Nella prefazione, Lezza così argomenta: «Il Principe è spiegato partendo dal basso, dalle osservazioni o meglio dalle intuizioni di una donna del popolo. Santanelli, infatti, affida a Berta [la Serva] una responsabilità importante rispetto al Maestro [Machiavelli]; pertanto lei sembra anticipare, se naturalmente contestualizziamo il testo, il ruolo che il personaggio femminile assume nel teatro di Goldoni[…].

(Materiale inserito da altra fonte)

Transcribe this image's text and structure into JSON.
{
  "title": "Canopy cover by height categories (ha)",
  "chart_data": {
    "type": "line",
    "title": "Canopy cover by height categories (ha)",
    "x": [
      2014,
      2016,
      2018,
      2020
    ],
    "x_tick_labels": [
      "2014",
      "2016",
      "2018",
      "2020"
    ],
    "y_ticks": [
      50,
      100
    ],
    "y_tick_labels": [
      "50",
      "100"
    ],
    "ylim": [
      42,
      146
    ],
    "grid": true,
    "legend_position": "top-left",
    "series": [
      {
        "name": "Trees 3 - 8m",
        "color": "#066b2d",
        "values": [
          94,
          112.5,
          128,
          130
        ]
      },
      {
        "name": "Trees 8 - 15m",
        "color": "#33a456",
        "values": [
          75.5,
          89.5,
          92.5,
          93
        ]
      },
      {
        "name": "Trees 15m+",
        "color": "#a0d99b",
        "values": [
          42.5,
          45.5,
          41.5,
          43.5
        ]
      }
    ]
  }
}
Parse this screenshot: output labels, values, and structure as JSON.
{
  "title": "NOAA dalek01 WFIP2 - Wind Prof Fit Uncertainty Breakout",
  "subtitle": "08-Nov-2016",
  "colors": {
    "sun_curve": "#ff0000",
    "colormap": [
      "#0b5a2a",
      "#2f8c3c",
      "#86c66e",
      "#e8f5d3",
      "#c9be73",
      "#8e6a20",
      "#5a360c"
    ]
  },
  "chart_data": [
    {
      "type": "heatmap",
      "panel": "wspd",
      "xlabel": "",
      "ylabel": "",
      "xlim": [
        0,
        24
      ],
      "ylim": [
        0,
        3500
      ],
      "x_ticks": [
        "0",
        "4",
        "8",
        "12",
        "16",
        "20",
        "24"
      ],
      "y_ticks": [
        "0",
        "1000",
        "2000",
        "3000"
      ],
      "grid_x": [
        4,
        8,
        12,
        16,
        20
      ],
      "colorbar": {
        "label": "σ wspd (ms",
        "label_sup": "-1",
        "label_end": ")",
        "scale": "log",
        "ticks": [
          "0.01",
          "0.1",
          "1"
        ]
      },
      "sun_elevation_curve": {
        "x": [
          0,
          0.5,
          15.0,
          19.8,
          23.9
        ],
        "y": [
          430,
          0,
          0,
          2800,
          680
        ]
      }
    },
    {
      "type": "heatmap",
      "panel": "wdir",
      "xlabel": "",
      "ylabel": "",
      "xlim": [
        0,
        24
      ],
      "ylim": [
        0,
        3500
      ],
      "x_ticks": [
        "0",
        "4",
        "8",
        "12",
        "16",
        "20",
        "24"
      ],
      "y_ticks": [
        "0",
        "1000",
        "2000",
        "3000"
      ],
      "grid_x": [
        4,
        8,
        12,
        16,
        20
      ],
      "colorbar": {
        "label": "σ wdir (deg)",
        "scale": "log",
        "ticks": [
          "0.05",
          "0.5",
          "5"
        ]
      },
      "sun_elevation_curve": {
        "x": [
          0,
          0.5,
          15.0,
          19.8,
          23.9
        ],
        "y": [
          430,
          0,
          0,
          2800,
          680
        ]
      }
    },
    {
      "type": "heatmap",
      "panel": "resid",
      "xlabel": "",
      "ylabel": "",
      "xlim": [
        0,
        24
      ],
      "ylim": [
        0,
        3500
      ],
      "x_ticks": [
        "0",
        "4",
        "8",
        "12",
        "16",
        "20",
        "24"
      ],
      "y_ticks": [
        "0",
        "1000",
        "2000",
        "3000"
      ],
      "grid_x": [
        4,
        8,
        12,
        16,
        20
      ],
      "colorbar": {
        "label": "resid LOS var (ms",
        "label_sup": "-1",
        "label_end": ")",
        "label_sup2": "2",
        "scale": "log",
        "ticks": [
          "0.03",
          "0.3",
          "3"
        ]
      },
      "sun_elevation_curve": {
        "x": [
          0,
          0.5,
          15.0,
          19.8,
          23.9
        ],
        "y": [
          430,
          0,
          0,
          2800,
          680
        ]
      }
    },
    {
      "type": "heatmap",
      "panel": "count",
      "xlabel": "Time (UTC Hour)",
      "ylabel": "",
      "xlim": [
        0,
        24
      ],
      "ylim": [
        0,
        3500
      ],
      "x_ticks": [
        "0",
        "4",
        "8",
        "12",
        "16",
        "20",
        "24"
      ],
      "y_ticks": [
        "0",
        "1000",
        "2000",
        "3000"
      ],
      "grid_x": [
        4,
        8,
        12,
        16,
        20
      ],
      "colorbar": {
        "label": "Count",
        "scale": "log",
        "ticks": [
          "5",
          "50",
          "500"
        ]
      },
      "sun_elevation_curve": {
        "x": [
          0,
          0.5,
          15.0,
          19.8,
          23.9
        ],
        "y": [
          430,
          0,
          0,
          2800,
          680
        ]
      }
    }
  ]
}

Berta è una donna saggia e cauta[…]. Sa parlare perché sa ragionare sulle cose, con semplicità e intuito femminile, ma soprattutto riesce ad esprimere le sue idee sulla corruzione della Chiesa o sul rapporto di Machiavelli con Guicciardini; inoltre è capace di suggerire al Maestro alcuni punti salienti del Trattato: “Chiudete il pensiero con…che so… “Ma nelle repubbliche è maggior vita, maggior odio, più desiderio di vendetta, né gli lascia, né può lasciare riposare, la memoria della antiqua libertà” […].
E Machiavelli risponde ammirato: “Berta, come farei mancandomi il tuo ausilio, non so. Tu sei per me il traliccio che fa vigoreggiare la vite”. Ma la cifra stilistica della Serva del Principe è riconducibile, soprattutto, alla lingua, una lingua, per così dire inventata, originale e funzionale, che denota un’attenzione e un impegno da parte dell’autore veramente singolari».